New Geographies: Imagining a City-World Beyond Cosmopolis

The course invites the students to imagine better urban and architectural forms that overcome the limitations of the global city, or cosmopolis. Much of the literature about urban development today presents cosmopolis as an inevitable phenomenon with which we have to contend. World migration patterns, collective ecological risks, and global economy are generating intense but ultimately undesirable cities. The literature persists in describing these phenomena within the confines of nation states, through gradients of density and centrality such as urban-suburban-rural and with conventional land-use categories that compromise the originality and potentials of new forms of settlement.The course proposes that these descriptions are no longer adequate and that if we cast the question of human settlements at the scale of the world, then we can identify new spatial patterns that transcend the limitations of cosmopolis and help us imagine a better city-world.

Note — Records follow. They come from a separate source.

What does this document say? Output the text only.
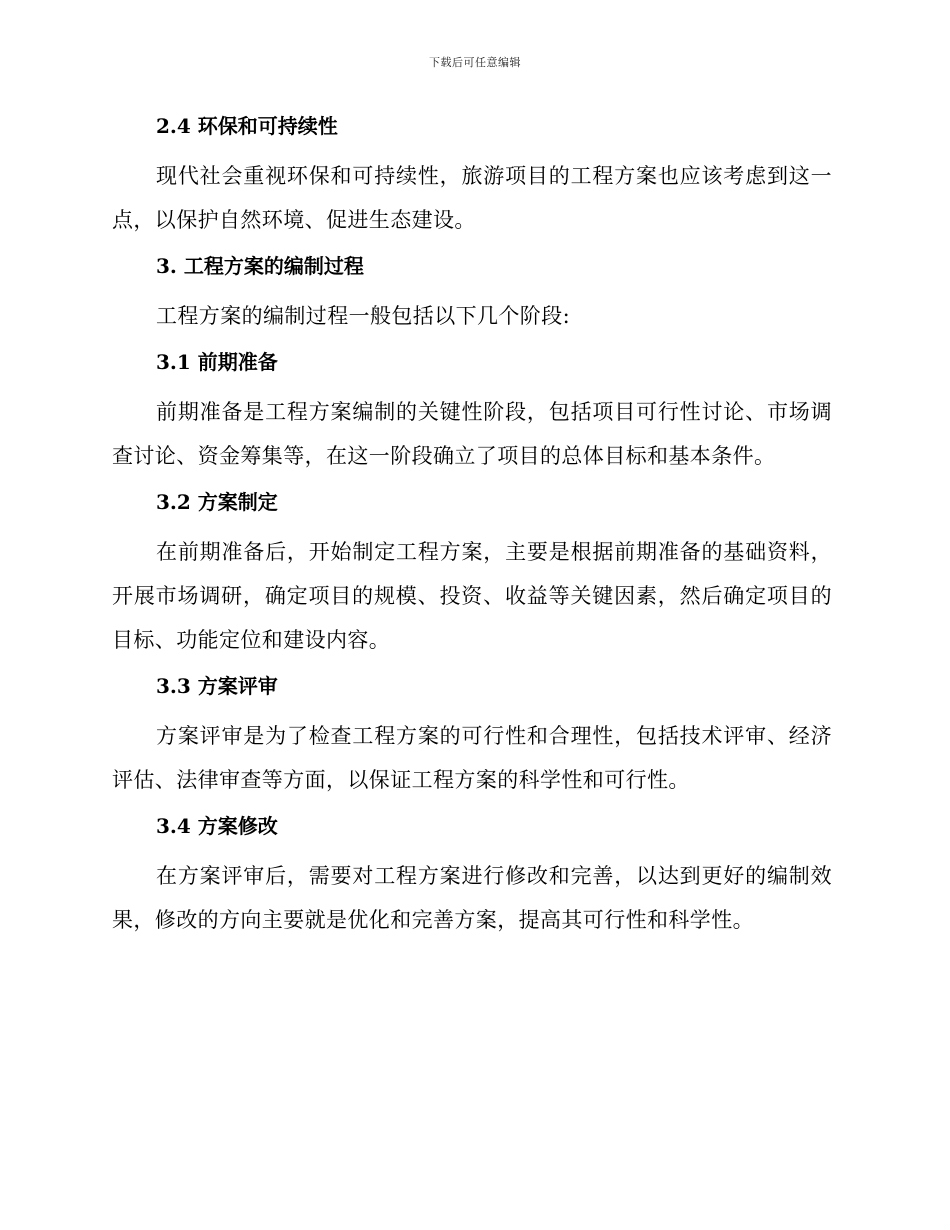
下载后可任意编辑
2.4 环保和可持续性

现代社会重视环保和可持续性，旅游项目的工程方案也应该考虑到这一点，以保护自然环境、促进生态建设。

3. 工程方案的编制过程

工程方案的编制过程一般包括以下几个阶段:

3.1 前期准备

前期准备是工程方案编制的关键性阶段，包括项目可行性讨论、市场调查讨论、资金筹集等，在这一阶段确立了项目的总体目标和基本条件。

3.2 方案制定

在前期准备后，开始制定工程方案，主要是根据前期准备的基础资料，开展市场调研，确定项目的规模、投资、收益等关键因素，然后确定项目的目标、功能定位和建设内容。

3.3 方案评审

方案评审是为了检查工程方案的可行性和合理性，包括技术评审、经济评估、法律审查等方面，以保证工程方案的科学性和可行性。

3.4 方案修改

在方案评审后，需要对工程方案进行修改和完善，以达到更好的编制效果，修改的方向主要就是优化和完善方案，提高其可行性和科学性。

The course focuses primarily on the emerging geographies of urban regions, infrastructures, new urban conglomerations, mega-forms, continuous surfaces, and on the emergence of new geo-aesthetics.The course consists of a series of lectures on the idea of the city-world. It relies on readings drawn from a variety of fields of inquiry including cosmopolitanism, global migration, economics, infrastructure, mega-forms, and eco-art. Each class session consists of a lecture, a discussion, and a workshop. In the workshop, each student will spend the semester imaging a component of this city-world: (e.g. regional geography, networks, infrastructures, densities, scales, navigational mechanisms, mega-forms, representations, and aesthetics).Prerequisite: Completion of core for MArchs, MUPs, and MLAs.